I've attached a list of musicians, and whether they were known to possess absolute pitch. I was hoping you could look over it and give me your thoughts. If you see something that is in error, or you can help me with musicians that I couldn't find any info for, I would be eternally grateful! If you have information about a musician not listed I would greatly appreciate that as well.
Thanks!
View attachment perfect pitch.docx


----------



## Mahlerian

I'm pretty sure Schoenberg did have perfect pitch, and your citation for him doesn't say anything either way. He would say things like "any musician playing a C in a transposing instrument must realize that they're actually playing a B-flat."

Also, if you're including those who "demonstrated perfect pitch from an early age" under Yes, wouldn't Mahler fit as well, even though it degraded later in life? He still had an extremely sensitive ear, one which could pick up on and isolate phantom tones produced by resonances in a hall.


----------



## Gordontrek

Mahlerian said:


> Also, if you're including those who "demonstrated perfect pitch from an early age" under Yes, wouldn't Mahler fit as well, even though it degraded later in life? He still had an extremely sensitive ear, one which could pick up on and isolate phantom tones produced by resonances in a hall.


I considered that. For a lot of the musicians who demonstrated the ability early on, there was no indication that they ever lost it. That is why I kept them under "Yes," because the implication is that they still have/had it later in life, otherwise it might have been mentioned that the ability was lost or not mentioned at all.

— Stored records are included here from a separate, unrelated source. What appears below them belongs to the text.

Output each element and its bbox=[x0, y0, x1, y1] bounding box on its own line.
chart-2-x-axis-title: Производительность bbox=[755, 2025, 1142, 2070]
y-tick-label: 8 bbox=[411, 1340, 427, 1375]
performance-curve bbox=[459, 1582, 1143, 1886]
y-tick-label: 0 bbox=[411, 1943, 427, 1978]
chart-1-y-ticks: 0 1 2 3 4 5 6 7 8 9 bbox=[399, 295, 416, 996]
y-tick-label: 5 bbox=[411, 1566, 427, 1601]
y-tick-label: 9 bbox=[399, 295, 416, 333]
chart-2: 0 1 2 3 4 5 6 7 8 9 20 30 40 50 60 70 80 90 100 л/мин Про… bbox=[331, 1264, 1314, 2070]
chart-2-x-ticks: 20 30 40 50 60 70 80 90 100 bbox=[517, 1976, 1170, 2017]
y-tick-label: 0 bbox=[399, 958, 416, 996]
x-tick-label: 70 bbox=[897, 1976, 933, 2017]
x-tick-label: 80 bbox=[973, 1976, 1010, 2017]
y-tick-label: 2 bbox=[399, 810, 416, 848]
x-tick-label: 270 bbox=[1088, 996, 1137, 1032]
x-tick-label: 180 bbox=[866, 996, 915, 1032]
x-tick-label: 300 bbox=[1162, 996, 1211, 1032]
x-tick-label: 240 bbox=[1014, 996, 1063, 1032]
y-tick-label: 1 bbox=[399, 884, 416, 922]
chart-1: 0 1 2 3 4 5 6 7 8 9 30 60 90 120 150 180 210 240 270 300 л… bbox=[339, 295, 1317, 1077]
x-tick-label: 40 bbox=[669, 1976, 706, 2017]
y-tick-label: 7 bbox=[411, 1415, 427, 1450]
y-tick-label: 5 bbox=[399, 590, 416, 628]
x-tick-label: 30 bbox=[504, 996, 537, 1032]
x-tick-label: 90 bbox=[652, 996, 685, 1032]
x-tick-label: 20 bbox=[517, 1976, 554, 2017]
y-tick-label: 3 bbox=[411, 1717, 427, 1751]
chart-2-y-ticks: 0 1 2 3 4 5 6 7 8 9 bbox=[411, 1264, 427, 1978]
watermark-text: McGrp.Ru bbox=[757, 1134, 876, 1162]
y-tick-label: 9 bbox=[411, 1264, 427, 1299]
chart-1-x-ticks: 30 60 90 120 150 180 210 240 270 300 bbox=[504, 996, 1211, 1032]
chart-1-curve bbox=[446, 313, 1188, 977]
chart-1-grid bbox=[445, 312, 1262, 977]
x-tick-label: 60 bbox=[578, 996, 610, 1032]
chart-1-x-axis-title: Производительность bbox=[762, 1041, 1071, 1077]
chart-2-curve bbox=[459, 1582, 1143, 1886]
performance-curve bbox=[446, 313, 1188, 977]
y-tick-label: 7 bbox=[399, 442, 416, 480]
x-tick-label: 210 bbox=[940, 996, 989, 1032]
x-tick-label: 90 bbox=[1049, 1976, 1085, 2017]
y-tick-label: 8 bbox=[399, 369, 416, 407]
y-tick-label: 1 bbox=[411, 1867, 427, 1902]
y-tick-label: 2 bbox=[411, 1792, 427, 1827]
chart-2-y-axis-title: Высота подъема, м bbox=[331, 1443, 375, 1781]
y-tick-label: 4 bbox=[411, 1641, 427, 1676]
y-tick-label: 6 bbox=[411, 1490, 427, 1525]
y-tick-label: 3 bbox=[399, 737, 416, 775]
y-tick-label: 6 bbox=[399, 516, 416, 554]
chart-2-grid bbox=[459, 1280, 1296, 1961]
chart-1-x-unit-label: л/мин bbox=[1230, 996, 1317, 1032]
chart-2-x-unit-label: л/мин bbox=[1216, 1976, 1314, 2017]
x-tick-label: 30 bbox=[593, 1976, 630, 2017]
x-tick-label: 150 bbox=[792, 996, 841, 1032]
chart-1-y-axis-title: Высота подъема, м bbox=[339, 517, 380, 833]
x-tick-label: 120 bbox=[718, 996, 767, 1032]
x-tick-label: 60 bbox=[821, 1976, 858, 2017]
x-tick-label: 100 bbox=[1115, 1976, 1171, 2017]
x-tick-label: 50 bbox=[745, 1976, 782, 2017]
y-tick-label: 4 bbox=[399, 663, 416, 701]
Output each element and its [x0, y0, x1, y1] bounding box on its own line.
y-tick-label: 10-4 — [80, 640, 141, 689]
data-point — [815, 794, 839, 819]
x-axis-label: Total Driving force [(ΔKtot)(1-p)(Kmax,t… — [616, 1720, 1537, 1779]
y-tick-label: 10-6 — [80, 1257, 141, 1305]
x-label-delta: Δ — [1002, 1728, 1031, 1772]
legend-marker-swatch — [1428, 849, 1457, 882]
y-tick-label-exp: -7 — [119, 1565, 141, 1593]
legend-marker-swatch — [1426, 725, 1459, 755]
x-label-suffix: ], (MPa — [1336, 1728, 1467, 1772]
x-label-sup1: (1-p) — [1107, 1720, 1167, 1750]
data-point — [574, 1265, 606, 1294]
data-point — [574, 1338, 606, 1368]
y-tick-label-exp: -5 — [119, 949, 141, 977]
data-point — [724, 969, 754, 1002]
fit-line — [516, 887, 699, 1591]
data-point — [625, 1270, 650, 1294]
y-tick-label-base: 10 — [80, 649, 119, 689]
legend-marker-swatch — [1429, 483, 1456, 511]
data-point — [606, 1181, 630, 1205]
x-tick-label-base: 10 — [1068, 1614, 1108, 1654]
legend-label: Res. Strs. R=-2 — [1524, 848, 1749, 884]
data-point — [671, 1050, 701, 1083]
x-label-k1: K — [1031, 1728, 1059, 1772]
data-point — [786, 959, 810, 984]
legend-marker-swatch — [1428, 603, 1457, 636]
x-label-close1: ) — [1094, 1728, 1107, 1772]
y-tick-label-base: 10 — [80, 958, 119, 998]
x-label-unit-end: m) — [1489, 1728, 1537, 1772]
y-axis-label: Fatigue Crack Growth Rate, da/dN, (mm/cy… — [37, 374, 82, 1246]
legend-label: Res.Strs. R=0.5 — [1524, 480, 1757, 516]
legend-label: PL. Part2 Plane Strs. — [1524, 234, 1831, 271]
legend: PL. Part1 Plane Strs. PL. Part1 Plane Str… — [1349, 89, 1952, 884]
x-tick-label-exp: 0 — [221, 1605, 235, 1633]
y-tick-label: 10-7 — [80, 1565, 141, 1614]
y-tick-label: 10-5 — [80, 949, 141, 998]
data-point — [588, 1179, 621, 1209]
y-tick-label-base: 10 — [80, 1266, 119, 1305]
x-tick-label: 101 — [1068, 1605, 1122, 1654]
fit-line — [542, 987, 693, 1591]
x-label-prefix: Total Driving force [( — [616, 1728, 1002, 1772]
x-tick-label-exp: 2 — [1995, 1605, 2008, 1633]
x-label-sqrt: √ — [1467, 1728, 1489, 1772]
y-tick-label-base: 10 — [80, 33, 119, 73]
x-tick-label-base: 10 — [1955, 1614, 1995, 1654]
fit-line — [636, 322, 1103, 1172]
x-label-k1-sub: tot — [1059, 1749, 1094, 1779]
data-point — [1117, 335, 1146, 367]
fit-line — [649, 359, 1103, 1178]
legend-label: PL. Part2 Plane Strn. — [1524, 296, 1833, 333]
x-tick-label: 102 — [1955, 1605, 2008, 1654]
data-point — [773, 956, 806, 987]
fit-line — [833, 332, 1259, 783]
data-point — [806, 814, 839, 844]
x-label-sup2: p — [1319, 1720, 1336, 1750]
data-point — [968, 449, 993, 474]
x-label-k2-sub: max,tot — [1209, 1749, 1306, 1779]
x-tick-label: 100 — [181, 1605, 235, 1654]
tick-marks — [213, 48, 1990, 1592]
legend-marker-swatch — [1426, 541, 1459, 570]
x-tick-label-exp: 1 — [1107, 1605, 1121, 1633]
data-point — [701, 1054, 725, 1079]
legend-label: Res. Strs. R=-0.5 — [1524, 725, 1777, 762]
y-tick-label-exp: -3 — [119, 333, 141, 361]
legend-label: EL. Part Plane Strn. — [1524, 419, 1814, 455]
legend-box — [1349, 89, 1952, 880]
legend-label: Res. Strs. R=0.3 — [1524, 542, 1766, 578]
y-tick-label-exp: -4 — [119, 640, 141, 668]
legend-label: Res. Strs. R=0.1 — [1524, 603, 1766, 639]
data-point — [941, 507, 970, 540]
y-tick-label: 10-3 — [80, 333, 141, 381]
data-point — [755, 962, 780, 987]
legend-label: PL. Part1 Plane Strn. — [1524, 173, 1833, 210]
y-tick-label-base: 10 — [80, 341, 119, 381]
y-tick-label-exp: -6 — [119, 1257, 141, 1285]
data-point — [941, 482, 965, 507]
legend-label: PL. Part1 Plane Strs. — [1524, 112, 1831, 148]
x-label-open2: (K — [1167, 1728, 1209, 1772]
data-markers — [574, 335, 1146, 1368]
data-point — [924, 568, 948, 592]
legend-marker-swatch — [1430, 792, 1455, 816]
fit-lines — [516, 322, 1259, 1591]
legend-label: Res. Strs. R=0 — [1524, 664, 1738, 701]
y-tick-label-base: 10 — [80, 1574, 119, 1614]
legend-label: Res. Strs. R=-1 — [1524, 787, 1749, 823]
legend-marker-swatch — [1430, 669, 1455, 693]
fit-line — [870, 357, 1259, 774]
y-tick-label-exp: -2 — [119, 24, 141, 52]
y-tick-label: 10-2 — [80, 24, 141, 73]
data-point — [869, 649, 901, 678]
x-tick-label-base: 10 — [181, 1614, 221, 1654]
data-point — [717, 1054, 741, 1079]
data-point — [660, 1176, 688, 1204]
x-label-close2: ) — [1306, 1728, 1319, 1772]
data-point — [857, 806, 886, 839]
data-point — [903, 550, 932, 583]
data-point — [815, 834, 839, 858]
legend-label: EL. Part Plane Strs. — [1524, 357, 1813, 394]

I put Mahler under "no" because sources explicitly stated that the ability had left him as a mature adult.


----------



## Chordalrock

The correct term is absolute pitch, contrasted with relative pitch (relative-absolute are opposites; relative-perfect have nothing to do with one another).

As I understand, the ability doesn't really have much to do with "sensitive ear", but is simply about pitch memory: some people with absolute pitch may not be able to tell if a tone is slightly out of tune, they will simply recognise all nearby pitches as a certain note because they're "close enough" and trigger their pitch memory, while some people may be bothered by anything that is ever so slightly out of tune regardless of whether they can identify an isolated tone.


----------



## Merl

Billy Joel supposedly has 'perfect pitch'. That's why he composed such masterpieces as 'Uptown Girl'.


----------



## GreenMamba

Merl said:


> Billy Joel supposedly has 'perfect pitch'. That's why he composed such masterpieces as 'Uptown Girl'.


He has synesthesia, not perfect pitch.

Nicolas Slominsky had perfect pitch.


----------